В праздничный вечер Охлупин сверкал и переливался. Пять елок было поставлено в городе: у кинотеатра “Обогатитель”, на Угольной горе, на Зеленой горе, на кирпичном заводе и, наконец, перед административным корпусом обогатительной фабрики. Особенно блестяще, замечательно стояла гигантская ель на фабрике. Говорили, что она выше, чем в области, в областном центре, — ровно пятьдесят метров, по одному еловому метру на каждый год фабричной биографии. Еще одна елка была в пригороде, в поселке, где жили Косотухины. Но упоминать о ней всерьез считалось неловкостью: ведь там было убрано, украшено живое дерево. Что-то в таком праздничном дереве мерещилось преступное.

Охлупин, на мгновение своей жизни освободившись от рутинных забот и тягот, приступил к веселью. Уже за новой баней на криво стоящей ледяной горке захохотали нетрезвые, несдержанные голоса. Но и в этот ответственный момент из Охлупина и в Охлупин переселялись люди: некий гражданин в пальто и туристских ботинках, как сани, катил с вокзала огромный чемодан, другой гражданин, с портфелем, своими плоскими оранжевыми губами закусившим полотенце, шел к электричке, на 21-42. Жизнь и в эту праздничную пору заботилась о том, что будет завтра-послезавтра, выплескивала из города одни человеческие силы и втягивала другие.

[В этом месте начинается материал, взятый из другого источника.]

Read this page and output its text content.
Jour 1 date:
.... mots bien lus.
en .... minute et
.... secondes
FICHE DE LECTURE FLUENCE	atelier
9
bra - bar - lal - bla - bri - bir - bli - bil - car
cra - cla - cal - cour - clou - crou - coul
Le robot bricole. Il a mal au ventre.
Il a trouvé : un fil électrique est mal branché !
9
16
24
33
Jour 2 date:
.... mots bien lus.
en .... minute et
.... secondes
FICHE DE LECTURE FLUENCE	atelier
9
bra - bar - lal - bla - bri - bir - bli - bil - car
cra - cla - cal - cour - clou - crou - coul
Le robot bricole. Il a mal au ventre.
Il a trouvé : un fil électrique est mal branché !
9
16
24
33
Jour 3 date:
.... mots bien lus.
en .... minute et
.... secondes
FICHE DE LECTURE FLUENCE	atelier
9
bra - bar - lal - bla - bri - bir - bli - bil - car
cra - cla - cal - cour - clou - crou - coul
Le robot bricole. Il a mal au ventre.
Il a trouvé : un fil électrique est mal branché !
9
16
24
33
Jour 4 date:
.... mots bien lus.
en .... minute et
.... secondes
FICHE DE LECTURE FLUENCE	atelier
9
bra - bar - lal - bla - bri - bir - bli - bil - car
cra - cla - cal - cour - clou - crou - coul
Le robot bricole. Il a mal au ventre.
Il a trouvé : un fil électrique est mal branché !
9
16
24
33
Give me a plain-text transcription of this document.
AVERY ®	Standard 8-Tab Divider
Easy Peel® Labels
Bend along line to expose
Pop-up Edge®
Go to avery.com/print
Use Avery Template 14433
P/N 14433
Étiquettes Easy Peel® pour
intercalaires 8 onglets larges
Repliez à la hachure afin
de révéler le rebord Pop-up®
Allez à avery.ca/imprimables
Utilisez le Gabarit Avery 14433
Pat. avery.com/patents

Около десяти вечера Охлупин замер, напружинился, как в ожидании боли. Вот-вот должен был последовать взрыв новогодней радости, и его еще самим веселящимся надо было суметь выдержать.

Лишь в трех километрах на север сумрачно и подслеповато, как день, как год, как десятилетия назад, лежало черное, закопченное чудовище — главная часть Охлупина, его исток и причина. Грохотали шаровые мельницы, пузырилась флотационная жидкость, скрежетали, жуя камень, дробилки, дым сушильных барабанов летел по небу. Люди, приставленные к этим агрегатам, на минуту выйдя на улицу, с неубывающим изумлением смотрели на ослепительную пятидесятиметровую пирамиду посреди черного от пыли снега. Фантастическое зрелище вызывало почти дрожь, почти испуг. Она, эта пирамида, устремлялась ввысь, куда-то в будущее, где им, угрюмым, грязным и сонным, нет и не может быть места.

Косотухиным, которые в одиннадцатом часу шли к дому Надежды Петровны, также была видна эта символическая ель. Но они туда не смотрели. Кочковатая, шишкастая, как жабья кожа, зимняя дорога падала перед ними с пригорка и тяжело, с усилием прогибалась на дне изложины. Влажным агатом сверкали кое-где следы торможения. Погода стояла царская, погода “Золотого петушка”, где-то вдали серебрился тонкий звук, точно рожковый, шагать было уютно и весело.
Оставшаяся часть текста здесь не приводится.